I've been dating a little too. Riley told me that as soon as people in the office found out I was single, the dates came rolling in. He assigned himself as my own personal 'love doctor', passing on the offers of dates that he thought were suitable. I've been on a few with people from the office and also outside of it, but the person I've been on the most dates with is Brad.

I think we've been on about 2 consecutive dates now, and although nothing has happened between us yet, I've actually been rather enjoying his company. We've mostly just been out for dinner and a movie, and also for lunch but I don't count that as a date because half of the office came too, including Riley, who kept making kissy faces at me behind Brad's back and other inappropriate movements that I refuse to comment on.

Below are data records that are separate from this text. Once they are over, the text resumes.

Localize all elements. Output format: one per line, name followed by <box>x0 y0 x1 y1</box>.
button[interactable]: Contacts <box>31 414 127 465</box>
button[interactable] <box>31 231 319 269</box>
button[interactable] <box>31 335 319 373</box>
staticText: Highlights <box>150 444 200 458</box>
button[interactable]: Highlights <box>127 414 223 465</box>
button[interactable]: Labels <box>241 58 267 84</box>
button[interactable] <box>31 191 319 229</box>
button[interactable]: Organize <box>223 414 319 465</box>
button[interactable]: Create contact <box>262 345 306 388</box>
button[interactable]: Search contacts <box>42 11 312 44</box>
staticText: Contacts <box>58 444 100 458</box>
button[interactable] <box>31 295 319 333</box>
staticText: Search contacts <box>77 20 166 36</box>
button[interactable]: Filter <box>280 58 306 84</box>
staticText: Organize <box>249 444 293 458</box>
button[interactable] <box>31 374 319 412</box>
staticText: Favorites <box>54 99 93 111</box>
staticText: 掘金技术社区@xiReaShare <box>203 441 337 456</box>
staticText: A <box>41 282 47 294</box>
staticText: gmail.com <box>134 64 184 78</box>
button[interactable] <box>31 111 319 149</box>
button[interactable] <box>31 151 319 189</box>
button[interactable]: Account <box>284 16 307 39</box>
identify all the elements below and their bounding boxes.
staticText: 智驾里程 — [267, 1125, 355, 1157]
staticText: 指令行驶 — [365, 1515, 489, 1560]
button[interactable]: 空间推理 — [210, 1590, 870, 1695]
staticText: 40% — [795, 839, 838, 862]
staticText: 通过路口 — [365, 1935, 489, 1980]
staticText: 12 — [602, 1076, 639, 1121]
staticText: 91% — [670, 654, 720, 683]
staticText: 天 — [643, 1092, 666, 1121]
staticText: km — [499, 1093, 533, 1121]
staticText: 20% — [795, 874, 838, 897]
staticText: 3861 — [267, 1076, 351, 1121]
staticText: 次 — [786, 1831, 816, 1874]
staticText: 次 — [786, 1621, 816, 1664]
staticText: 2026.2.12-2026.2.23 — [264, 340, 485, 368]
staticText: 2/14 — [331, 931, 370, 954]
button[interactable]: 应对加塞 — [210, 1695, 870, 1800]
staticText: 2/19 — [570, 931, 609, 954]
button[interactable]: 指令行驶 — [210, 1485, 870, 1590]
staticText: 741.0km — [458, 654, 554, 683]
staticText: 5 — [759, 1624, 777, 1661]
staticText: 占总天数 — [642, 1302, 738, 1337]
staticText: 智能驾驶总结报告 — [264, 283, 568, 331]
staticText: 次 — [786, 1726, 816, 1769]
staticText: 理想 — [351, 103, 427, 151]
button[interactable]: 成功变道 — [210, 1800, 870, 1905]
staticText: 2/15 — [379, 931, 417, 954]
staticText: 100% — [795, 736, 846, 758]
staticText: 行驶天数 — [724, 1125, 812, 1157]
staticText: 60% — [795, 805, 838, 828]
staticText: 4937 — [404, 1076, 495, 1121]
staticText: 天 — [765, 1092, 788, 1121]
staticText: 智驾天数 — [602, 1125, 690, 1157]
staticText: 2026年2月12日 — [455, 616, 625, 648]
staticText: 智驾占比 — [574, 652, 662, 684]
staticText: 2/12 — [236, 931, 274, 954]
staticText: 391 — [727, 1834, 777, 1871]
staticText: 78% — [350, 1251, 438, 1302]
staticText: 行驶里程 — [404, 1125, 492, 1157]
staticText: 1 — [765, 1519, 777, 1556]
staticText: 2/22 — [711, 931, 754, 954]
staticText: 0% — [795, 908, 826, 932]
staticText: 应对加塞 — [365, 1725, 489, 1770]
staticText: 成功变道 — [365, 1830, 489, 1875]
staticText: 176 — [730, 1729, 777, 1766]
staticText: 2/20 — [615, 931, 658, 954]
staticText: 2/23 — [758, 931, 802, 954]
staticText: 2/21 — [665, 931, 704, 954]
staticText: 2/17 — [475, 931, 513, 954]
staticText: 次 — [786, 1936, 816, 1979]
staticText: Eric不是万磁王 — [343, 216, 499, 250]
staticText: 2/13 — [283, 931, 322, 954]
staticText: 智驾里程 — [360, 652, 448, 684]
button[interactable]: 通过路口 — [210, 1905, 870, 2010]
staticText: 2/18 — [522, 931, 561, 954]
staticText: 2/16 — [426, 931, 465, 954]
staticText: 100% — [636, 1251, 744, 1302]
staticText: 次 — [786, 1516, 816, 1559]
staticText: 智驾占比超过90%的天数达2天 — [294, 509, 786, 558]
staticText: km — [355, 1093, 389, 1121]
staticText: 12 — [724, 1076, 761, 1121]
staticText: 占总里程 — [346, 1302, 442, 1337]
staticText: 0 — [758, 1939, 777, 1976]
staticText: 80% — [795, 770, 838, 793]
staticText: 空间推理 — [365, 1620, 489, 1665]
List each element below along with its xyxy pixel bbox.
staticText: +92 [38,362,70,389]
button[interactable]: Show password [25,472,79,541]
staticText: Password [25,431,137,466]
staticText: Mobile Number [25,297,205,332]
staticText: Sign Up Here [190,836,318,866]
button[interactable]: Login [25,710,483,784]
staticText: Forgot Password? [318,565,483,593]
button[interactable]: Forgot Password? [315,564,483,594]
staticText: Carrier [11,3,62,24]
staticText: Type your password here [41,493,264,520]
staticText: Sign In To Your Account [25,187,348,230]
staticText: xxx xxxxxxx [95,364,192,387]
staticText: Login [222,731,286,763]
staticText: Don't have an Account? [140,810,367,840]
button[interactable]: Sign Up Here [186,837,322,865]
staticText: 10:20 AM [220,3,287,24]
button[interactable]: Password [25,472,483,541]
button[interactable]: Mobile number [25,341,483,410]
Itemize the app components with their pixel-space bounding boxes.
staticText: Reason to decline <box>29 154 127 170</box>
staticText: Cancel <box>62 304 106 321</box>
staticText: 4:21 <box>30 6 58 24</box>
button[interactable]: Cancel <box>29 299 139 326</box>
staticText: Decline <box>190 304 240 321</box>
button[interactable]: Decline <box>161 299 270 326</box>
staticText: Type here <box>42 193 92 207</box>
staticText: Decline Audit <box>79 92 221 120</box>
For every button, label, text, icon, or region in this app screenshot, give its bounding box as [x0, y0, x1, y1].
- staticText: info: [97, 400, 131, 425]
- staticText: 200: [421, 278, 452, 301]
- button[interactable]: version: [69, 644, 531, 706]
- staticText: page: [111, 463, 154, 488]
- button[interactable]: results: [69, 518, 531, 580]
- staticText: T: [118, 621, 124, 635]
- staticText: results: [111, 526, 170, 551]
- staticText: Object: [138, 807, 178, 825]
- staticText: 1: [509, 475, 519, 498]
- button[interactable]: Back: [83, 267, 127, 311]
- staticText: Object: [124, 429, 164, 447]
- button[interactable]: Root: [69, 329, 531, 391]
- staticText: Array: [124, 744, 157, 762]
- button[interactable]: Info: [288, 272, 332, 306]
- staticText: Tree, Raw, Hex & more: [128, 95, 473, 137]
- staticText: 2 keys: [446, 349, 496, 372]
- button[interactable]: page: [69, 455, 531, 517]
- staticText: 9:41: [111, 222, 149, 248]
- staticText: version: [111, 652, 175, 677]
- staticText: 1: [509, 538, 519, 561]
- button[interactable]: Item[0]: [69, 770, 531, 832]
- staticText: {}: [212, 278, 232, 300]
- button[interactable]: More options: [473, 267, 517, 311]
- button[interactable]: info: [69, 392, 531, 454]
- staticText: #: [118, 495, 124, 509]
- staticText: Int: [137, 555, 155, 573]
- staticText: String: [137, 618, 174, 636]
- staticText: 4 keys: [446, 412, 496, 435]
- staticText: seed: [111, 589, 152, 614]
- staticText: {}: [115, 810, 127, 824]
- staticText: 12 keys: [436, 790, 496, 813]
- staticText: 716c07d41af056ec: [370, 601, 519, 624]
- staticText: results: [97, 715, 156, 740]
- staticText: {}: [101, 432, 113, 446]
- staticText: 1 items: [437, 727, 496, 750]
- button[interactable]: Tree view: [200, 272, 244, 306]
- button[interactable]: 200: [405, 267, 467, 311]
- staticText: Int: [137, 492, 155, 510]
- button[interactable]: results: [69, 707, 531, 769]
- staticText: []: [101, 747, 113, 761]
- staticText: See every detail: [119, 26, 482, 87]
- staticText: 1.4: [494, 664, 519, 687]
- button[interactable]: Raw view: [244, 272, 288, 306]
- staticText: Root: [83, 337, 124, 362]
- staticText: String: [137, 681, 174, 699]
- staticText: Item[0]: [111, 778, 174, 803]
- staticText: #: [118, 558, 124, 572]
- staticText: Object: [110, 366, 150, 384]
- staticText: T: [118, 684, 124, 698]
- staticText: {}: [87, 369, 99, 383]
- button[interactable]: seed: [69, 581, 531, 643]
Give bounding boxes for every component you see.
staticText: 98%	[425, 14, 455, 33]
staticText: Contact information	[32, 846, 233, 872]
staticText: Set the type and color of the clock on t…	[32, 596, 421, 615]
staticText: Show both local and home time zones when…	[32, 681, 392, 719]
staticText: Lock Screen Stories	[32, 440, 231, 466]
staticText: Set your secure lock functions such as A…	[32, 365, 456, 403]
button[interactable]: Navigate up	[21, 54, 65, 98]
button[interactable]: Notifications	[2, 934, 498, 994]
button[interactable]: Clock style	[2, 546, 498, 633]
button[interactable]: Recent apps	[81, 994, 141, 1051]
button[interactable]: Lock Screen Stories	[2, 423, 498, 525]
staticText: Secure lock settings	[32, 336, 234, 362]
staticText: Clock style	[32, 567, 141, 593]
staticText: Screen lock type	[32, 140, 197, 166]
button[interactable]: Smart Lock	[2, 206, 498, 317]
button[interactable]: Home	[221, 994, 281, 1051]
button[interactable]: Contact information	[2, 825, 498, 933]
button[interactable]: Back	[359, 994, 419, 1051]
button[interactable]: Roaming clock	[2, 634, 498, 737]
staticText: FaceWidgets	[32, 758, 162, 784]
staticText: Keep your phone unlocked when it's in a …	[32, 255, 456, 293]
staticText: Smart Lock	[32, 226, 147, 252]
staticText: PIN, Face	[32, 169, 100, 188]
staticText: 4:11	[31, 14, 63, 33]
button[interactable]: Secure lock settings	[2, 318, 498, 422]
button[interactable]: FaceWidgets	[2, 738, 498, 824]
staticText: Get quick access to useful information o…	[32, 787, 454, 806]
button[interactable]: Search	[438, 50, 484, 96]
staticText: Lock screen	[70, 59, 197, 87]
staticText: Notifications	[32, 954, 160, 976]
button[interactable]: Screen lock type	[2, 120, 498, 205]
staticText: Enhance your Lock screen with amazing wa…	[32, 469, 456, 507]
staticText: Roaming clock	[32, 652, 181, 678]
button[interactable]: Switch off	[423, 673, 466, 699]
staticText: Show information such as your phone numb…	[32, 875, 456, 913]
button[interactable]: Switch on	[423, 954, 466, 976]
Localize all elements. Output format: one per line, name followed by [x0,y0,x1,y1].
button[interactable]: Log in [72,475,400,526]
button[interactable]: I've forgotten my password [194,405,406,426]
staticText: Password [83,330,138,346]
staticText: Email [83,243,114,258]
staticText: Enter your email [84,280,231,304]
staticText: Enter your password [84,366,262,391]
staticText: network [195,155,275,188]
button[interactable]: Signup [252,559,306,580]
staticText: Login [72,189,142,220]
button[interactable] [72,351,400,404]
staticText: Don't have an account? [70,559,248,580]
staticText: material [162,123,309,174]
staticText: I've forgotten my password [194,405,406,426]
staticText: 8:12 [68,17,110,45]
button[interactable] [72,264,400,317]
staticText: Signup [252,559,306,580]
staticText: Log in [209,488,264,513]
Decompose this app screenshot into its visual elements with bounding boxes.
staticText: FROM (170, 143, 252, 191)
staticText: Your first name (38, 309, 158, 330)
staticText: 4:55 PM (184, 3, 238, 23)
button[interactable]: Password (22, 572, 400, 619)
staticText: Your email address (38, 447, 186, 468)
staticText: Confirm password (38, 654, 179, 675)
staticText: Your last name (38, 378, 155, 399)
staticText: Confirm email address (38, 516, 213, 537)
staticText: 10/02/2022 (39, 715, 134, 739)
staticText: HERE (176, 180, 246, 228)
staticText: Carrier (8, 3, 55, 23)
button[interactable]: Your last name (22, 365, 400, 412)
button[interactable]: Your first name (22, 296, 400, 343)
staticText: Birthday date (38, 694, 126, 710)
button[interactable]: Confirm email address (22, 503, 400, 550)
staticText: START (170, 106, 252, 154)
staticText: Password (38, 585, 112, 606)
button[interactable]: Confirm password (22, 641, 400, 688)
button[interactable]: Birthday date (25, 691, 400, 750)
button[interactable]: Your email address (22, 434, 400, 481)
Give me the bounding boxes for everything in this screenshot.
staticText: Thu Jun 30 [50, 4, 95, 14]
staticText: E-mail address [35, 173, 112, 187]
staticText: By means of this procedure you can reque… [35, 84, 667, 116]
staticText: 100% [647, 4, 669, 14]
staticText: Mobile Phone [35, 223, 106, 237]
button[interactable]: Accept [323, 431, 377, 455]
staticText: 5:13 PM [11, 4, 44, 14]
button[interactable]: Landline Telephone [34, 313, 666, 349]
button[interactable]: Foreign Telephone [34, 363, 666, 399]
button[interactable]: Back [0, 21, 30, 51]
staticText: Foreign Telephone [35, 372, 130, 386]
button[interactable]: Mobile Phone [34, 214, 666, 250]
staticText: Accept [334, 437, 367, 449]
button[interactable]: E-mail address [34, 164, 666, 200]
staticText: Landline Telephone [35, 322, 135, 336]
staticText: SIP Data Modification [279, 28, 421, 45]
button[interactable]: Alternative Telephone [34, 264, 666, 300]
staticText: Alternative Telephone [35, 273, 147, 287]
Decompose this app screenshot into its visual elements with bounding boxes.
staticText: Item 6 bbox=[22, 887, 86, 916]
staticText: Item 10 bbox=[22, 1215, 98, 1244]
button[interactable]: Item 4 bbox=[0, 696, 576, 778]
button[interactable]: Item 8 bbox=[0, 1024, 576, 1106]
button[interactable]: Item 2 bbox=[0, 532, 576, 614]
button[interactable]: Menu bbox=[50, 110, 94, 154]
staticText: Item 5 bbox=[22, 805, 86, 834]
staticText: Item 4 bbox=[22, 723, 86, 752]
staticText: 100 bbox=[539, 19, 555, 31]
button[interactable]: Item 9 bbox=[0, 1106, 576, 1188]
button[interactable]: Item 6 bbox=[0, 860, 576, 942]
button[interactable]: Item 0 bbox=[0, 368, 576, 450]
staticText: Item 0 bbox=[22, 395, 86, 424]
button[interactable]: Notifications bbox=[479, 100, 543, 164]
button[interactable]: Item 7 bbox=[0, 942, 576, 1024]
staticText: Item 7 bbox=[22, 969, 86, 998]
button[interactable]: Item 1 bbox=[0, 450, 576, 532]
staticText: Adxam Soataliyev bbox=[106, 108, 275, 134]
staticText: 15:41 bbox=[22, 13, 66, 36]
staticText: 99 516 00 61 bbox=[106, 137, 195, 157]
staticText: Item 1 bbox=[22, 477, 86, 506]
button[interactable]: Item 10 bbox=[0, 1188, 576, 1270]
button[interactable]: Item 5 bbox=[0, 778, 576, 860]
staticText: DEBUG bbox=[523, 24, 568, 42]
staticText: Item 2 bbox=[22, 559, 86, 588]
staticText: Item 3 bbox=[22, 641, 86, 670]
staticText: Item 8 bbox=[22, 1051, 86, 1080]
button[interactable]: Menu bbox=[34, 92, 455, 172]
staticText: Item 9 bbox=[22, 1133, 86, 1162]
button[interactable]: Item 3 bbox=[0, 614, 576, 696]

On our last date, which was to see some movie that I wasn't really interested in, he started making some moves on me, which he's never really done before. It started out with him doing that casual-arm-around-the-back-of-your-chair thing, but then he managed to find my hand in the dark and intertwined our fingers. We even walked out of the cinema hand in hand, and before I got into my taxi he quickly wrapped his arm around my waist and pulled me towards him, placing a kiss on my lips. It was only a quick kiss, no tongue or anything, but it was nice.

I think I'm finally beginning to move on, which is a relief for both myself and everyone else around me.

However, there are some days when I relapse and I wish I could bury myself in a hole of my own sadness. About 2 weeks ago, I had to call in sick to work because I just wanted to spend the day in bed watching corny romance films, just so I would have an excuse to cry. I even grabbed my phone and thought about unblocking Harry's number so I could text or call him, although of course I stopped myself. I'm not stupid.

Whenever I have days where I'm just a little sadder than usual, I often have Riley in my ear reminding me of what a 'boss ass bitch' I used to be, and how I need to be that again. Sometimes I wish I could see myself through his eyes, I reckon I'd be a lot cooler and put-together than I actually am.